Syllabi: useful vs. useless

How to make the most out of the first week of class. Olivia Havre | Photographer

By Nick Cook | Web Editor

Every semester, the first day of classes is always predictable: go to class, find a seat, get the syllabus, leave 10 minutes early and throw the syllabus away on your way out because you will never use it again. When professors start to go over the syllabus, one thing that is almost always said is that the information on the syllabus “is just a guide and can be changed.”

The syllabus should be used as a guide, but more accurately. The schedule typically attached to the syllabus is significant for those who are organized and create plans for every class and assignment. When a class falls behind the schedule and assignments get moved or scrapped, students start to struggle and get lost in all their assignments.

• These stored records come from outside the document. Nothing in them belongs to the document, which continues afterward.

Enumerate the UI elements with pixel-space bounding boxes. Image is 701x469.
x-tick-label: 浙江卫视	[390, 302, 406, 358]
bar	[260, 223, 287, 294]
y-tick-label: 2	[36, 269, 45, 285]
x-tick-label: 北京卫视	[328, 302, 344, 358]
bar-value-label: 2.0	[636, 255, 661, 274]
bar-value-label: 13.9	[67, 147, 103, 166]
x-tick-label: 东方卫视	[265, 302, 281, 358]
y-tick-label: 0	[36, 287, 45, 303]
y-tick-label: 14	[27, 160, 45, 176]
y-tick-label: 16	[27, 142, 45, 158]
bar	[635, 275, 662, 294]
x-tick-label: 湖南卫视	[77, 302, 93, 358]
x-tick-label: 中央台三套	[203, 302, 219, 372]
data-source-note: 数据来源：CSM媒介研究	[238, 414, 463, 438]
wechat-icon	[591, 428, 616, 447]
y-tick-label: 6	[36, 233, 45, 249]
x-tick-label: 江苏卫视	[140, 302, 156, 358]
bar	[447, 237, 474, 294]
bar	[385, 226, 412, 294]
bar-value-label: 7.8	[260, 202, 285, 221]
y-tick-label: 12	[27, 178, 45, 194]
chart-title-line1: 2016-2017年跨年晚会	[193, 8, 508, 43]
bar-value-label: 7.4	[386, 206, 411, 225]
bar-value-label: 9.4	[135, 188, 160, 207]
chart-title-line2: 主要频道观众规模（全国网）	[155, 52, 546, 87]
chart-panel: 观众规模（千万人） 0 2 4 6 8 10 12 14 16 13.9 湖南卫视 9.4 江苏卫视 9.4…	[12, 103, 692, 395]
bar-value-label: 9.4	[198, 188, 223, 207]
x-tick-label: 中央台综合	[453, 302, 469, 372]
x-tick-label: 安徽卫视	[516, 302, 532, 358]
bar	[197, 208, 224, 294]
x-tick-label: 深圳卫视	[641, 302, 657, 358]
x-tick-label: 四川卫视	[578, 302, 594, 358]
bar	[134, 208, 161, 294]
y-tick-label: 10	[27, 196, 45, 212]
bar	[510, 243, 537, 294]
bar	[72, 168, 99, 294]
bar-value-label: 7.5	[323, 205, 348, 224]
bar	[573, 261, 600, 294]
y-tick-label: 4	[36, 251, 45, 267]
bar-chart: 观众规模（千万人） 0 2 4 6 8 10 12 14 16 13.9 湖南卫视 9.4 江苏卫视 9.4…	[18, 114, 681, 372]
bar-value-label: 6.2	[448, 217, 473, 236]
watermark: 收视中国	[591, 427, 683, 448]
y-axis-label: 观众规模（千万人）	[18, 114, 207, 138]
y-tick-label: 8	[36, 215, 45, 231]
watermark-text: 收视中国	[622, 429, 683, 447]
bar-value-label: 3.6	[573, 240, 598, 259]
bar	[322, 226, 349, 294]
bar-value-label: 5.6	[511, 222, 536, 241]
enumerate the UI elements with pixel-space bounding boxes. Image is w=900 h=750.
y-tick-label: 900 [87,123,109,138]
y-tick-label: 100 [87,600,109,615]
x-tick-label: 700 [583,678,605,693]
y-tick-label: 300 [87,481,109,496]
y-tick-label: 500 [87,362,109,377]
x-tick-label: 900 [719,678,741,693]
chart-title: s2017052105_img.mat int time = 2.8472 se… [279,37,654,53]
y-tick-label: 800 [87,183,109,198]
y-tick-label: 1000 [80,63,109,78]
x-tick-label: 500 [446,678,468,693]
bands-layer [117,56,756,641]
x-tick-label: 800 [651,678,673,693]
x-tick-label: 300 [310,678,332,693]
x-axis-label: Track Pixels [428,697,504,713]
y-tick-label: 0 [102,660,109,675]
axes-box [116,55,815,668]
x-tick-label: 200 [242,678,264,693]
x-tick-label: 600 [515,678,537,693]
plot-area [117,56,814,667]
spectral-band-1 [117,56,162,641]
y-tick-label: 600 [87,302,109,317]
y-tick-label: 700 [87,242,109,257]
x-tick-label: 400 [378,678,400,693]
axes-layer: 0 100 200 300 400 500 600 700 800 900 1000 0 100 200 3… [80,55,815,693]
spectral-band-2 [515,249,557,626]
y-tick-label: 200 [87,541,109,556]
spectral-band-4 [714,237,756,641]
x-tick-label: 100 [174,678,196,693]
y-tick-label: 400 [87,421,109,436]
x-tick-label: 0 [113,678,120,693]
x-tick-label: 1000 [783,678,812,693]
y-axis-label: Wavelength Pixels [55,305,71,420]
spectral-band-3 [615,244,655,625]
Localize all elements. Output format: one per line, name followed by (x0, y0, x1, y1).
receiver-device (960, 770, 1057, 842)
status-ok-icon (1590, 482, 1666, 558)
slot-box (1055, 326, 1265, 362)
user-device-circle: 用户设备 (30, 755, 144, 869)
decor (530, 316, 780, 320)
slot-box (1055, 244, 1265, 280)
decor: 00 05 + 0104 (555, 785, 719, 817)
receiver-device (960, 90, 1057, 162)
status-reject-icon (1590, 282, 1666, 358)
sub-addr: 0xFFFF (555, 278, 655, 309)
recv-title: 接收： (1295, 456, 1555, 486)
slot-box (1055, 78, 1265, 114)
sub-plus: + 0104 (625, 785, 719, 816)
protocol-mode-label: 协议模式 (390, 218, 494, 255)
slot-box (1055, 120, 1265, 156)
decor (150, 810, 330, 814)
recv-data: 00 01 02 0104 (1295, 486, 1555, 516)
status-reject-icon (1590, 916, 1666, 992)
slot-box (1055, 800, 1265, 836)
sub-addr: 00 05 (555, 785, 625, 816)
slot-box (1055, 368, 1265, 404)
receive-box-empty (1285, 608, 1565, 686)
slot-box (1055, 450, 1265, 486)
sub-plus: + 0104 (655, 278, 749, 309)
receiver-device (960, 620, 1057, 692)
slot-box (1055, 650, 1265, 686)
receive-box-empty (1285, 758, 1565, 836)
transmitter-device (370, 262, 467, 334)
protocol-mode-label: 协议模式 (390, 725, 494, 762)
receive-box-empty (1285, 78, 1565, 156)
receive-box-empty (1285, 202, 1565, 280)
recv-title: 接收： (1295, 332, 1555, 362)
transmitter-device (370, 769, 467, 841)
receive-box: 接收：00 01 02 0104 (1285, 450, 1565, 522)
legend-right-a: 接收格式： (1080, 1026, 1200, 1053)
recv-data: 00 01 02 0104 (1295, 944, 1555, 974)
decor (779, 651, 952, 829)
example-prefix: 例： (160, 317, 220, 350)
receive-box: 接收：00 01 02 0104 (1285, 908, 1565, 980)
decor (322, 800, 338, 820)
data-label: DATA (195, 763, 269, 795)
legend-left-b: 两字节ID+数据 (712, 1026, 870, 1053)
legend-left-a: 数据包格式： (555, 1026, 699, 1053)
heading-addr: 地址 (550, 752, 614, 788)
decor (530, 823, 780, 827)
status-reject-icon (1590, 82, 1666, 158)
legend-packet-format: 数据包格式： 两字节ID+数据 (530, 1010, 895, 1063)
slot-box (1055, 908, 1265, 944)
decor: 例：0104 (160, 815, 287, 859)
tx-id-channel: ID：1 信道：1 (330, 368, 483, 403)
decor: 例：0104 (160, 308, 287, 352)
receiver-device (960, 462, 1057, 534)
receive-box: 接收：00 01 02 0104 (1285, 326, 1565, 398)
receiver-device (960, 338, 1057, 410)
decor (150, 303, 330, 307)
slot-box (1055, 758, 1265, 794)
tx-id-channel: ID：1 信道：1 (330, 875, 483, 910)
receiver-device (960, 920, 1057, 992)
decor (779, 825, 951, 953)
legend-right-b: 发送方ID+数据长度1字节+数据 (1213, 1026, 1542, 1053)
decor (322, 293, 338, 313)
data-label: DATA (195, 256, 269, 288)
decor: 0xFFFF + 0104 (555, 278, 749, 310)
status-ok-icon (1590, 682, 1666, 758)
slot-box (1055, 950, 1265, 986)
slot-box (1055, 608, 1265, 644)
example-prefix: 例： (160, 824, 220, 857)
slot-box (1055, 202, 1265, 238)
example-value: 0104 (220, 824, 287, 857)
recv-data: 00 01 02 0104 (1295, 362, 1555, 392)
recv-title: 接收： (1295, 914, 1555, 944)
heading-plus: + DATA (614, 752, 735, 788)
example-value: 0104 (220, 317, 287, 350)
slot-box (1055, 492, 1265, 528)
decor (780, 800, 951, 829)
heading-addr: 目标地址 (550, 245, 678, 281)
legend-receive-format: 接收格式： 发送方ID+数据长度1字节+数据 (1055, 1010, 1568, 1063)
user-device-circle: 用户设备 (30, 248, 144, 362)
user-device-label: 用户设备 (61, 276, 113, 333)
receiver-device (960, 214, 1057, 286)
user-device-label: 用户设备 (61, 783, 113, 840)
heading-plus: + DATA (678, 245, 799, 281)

Instead of relying on students to adjust their schedules and be prepared for the assignment dates to change, professors should be more prepared to keep the class on track. This will help professors who have multiple sections of the same course, as each section will be at the same point at the end of each class. Additionally, professors will be able to help students more effectively and won’t need to know each student’s section number in order to effectively help them.

Professors will know exactly where students are in class and what they are most likely to be struggling with, and it will be easier for them to grade assignments when each section is working on the same assignment. In addition, students will be more inclined to attend office hours for help.

Students can create better study groups as well. No section would be ahead of another, and each one would be taught the same information at the same time. Creating a study group of students who are learning the same content would allow students to help their peers by offering a different view of the same information.

The syllabus is a very useful piece of paper when it is used in the right way and not completely disregarded by professors as the semester progresses. When followed, students can better prepare for tests, quizzes and assignments, and professors can grade faster. The semester goes better overall.